Pour le membre de la diaspora Chérif Sadio, directeur du développement du SFC Neuilly-sur-Marne, en banlieue parisienne, la force de frappe numérique des partisans du Pastef a assurément participé au succès du phénomène: «Ousmane Sonko est le candidat le plus populaire à la fois sur le terrain, mais aussi sur les réseaux sociaux. De nombreux influenceurs lui consacrent des live. De fait, les vidéos sont vite devenues virales», estime-t-il.
La dernière en date ? La «sonkorisation» d’un spectacle du chanteur sénégalais Youssou N’Dour, à Paris, le 20 septembre. «Libérez Sonko !» ont scandé des partisans du leader de l’opposition, dans une vidéo qui a fait le buzz. «Tout ça vient du fait que les droits à manifester ont été réduits à néant. Les gens n’ont aucun moyen d’exprimer leur colère. Je pense que d’autres moyens de contestation pacifique vont naître d’ici l’élection présidentielle de février 2024», poursuit Chérif Sadio.

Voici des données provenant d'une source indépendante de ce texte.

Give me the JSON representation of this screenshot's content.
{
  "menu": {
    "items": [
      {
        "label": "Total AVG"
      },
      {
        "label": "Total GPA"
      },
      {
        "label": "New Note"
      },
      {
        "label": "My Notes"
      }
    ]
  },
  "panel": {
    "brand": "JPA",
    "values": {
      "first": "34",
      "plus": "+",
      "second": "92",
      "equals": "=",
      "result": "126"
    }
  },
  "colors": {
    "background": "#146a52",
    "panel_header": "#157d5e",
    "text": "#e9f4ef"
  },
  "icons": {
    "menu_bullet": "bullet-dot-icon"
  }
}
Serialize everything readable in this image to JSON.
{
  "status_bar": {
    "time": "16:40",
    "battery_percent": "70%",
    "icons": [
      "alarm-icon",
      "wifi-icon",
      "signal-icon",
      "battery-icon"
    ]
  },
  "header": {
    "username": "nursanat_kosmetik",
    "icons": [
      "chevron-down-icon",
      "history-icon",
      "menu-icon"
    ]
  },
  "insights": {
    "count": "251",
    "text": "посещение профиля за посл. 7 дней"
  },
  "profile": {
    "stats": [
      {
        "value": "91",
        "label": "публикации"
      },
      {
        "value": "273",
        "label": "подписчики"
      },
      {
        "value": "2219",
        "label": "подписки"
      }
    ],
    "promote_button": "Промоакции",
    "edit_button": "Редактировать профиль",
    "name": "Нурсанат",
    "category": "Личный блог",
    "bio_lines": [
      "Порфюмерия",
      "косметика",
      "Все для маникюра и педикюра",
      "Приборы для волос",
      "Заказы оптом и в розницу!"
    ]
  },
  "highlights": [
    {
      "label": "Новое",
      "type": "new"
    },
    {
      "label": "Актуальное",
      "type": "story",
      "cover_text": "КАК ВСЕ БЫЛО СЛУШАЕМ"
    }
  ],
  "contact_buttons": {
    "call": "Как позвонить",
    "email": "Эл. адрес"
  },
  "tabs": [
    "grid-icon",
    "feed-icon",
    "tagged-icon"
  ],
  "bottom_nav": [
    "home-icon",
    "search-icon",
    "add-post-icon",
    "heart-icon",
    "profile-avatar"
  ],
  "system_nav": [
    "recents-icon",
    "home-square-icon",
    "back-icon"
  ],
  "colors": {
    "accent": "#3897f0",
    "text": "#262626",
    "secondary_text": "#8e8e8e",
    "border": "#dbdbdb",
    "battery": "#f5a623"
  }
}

Il y a quelques jours, les avocats d’Ousmane Sonko ont déposé des requêtes auprès de la Cour de justice de la Communauté économique des Etats de l’Afrique de l’Ouest pour, entre autres, rétablir ses droits politiques. L’opposant, même emprisonné, affaibli par une grève de la faim, et radié des listes du fichier électoral sénégalais, n’a pas fini de défrayer la chronique.